Chi si occupa di marketing ha sempre saputo che l’uomo ha bisogno si socialità per appartenere a una o più tribù, confortato anche dalle ricerche e dalla storia di radio e televisione (che non a caso si chiamano anch’esse “reti”).

È la tecnologia che ha reso possibile creare tribù decontestualizzate dalla geografia.

Il linguaggio è globale e si muove come un grande fiume nel quale tutto sembra possibile. Anche andare controcorrente per poco tempo e dove il contesto di riferimento cambia di continuo, noi contaminiamo la cultura a valle e siamo contaminati da quella a monte, ma dentro a quell’acqua siamo e in quella direzione andiamo, ciò che dobbiamo possedere sono le competenze per essere attrattivi in quel luogo e in quel momento, costruendo contenuti efficaci ed essendo abili nell’usare gli strumenti e i canali disponibili.

È l’insieme delle nostre rappresentazioni che costituisce la percezione del nostro valore e che muove gli altri nella nostra direzione. Prendiamo a esempio Papa Francesco: nel primo anno di pontificato, il suo “linguaggio” ha aumentato la presenza nelle chiese dal 10 al 30% a seconda dei Paesi, persino in Inghilterra.

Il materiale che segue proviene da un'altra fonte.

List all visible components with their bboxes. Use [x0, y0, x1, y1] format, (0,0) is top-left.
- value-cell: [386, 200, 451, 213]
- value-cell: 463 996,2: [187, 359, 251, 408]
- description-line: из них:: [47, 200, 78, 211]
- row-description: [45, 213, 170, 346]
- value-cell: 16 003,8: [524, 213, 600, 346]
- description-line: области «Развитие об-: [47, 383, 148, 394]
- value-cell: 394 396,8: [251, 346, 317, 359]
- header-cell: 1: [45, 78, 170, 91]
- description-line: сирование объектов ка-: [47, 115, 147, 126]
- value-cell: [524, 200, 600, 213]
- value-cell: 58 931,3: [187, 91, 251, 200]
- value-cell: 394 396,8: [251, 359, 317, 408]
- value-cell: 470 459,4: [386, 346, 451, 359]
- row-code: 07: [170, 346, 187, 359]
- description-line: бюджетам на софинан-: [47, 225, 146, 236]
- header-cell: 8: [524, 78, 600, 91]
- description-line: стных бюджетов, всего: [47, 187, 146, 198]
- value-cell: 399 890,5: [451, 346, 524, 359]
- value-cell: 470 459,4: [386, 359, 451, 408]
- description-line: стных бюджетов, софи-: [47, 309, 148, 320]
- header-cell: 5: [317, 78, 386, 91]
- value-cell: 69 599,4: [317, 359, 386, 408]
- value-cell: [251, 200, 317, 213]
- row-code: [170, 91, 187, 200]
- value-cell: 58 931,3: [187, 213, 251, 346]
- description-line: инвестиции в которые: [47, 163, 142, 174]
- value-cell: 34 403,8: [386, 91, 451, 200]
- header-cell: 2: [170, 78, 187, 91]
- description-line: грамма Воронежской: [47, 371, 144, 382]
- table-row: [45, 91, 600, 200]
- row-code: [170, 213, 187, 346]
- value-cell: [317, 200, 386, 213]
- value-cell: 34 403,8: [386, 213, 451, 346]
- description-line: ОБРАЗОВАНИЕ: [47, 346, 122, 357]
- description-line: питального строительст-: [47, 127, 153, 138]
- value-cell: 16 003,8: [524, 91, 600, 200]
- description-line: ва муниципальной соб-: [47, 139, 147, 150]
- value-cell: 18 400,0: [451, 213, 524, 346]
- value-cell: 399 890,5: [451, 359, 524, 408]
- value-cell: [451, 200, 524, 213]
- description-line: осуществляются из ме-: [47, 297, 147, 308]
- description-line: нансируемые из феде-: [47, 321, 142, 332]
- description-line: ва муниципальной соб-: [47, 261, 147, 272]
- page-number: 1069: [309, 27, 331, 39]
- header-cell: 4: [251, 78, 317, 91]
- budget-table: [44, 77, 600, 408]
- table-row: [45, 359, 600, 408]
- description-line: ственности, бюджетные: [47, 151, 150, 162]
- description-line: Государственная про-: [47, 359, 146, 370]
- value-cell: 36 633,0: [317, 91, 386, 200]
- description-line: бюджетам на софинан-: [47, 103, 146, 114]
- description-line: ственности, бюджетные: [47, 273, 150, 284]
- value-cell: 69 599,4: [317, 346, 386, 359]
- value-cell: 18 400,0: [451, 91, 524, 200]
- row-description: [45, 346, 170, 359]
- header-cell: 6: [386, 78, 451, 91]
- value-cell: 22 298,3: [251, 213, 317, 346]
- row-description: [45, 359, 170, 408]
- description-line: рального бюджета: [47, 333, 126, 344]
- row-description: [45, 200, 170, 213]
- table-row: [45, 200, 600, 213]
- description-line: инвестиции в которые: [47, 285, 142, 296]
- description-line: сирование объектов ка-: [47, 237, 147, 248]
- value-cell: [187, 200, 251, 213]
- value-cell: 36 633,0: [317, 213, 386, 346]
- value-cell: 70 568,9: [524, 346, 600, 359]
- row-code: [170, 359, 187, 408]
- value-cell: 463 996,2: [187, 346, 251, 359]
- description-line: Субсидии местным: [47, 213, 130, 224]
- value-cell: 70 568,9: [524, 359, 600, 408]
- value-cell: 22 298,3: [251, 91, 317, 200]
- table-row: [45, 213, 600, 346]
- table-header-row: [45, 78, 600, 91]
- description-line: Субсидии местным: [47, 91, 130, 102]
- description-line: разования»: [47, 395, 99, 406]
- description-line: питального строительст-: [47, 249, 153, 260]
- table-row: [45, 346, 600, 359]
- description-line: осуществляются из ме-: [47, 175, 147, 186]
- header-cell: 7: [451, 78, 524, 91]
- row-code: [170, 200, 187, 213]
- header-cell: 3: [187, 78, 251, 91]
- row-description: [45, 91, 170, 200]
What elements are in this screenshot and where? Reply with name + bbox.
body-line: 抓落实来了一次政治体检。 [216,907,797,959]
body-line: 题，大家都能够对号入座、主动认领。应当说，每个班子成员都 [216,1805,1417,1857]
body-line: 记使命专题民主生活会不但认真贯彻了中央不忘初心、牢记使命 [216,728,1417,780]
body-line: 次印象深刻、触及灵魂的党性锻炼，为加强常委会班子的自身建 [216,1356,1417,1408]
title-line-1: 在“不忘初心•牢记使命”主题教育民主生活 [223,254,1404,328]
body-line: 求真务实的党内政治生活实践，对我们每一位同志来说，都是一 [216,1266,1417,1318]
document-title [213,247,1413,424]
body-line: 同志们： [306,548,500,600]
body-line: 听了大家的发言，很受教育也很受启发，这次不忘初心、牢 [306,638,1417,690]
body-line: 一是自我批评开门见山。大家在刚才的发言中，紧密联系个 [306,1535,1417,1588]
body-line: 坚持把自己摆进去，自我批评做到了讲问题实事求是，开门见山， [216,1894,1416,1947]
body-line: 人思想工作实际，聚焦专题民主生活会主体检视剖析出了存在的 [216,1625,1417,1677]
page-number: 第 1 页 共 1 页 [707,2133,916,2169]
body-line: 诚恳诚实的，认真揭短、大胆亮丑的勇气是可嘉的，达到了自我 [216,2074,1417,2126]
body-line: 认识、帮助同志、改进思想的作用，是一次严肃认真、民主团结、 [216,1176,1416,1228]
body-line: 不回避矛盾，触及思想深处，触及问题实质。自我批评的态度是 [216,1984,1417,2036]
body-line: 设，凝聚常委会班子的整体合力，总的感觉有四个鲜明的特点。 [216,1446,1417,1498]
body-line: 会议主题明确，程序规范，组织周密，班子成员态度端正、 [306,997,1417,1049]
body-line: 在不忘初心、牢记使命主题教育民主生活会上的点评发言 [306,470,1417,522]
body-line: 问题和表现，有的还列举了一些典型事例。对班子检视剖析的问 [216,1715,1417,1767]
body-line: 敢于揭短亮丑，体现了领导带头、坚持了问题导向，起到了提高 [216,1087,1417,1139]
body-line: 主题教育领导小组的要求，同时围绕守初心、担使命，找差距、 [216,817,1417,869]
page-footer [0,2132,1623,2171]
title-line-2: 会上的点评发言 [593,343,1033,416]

Ecco allora: guardiamo al marketing del futuro partendo da noi stessi e dalle nostre voglie, soprattutto quelle più intime, se avremo coraggio è li dove troveremo nascosti tanti prodotti e servizi che verranno.

Nate Silver scrive: “L’essere umano non ha molte difese naturali: non siamo molto veloci, né particolarmente forti, non abbiamo artigli, zanne o armature naturali, non possiamo sputare veleno, né mimetizzarci. E non possiamo volare. Eppure voliamo. Sopravviviamo grazie al nostro acume. Le nostre menti sono veloci. Siamo programmati per rilevare gli schemi e siamo programmati per rilevare le opportunità e le minacce senza troppe esitazioni”.

È questo che sappiamo fare soprattutto noi Italiani e Veneti. Roma ha costruito un impero cambiando la qualità della vita dei propri abitanti e Venezia ha mantenuto una repubblica per oltre 1000 anni.

Abbiamo un DNA culturale di formidabile diversità. Mettiamolo a frutto, per Dio!